On a related note, my favorite and only nephew turned one yesterday. His birthday party was on Saturday, though, a pool party with buffet. I brought the veggie platter and the dirt. Dirt was always one of my childhood favorites and to this day, is one of the most pleasurable of dessert comfort foods. Growing up, my Aunt Sharon always brought dirt to the family functions, and we kids gobbled it up. At one point, her and her daughter even invited me and my sister over to learn the much-guarded secret recipe. Her dirt recipe is still the one I use today. It is far superior to any other recipe I've found, but it's also something I don't have the right to broadcast to the internet. Here is an internet recipe for dirt I'm sure is very tasty, however, if you're curious to try it. Of course, I don't use the fake flowers or flower pot, though that is a cute idea, and I freeze mine, not refrigerate it. Other people add gummy worms to the top. Dirt, essentially is a frozen pudding cake with crushed oreos that resembles dirt. Other ideas include using peanut butter pudding and chocolate/pb cookies for mud and butterscotch pudding with pecan sandies for sand.

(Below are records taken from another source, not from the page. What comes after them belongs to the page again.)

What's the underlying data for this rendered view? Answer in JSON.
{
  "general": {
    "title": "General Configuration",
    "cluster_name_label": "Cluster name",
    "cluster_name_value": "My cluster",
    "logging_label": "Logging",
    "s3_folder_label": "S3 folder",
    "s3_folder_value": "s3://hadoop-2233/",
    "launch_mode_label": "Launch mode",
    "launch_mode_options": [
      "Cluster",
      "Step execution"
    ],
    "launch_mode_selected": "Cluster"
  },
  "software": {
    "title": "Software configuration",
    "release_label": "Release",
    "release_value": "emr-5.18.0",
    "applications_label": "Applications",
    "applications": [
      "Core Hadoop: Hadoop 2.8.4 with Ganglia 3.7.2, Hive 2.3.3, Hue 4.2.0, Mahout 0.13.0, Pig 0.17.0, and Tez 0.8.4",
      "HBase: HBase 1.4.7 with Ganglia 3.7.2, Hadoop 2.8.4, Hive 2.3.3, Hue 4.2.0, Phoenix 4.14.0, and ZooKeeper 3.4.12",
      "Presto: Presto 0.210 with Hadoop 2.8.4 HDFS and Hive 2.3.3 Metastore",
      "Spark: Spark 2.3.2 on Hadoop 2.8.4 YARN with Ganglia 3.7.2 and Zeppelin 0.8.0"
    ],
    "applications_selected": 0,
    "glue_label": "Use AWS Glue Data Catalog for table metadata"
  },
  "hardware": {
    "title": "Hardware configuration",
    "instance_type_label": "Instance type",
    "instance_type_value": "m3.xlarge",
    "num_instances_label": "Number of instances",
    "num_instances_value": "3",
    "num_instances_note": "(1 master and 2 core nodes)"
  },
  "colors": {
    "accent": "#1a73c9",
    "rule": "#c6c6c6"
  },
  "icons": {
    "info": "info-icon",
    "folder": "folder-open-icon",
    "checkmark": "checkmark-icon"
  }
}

The dirt, as always, was a big hit, but I had my own little secret ingredients I added to Aunt Sharon's version. My sister had recently been battling high cholesterol, and, so she could partake of the dirt and so it would be a little better in general (dirt is not a health food), I used the fat-free/light versions of all the ingredients: reduced fat oreos, light butter, fat free cool whip, fat free cream cheese, etc. I did not use sugar free pudding, as sugar free pudding has a decidedly different taste to it from normal. That and really, those no-cal sweeteners are probably worse for you than normal sugar, unless you are diabetic. Everyone had a little bit, so no one had too much and no one noticed that the dirt was "lighter" than usual. Tips to know and tell.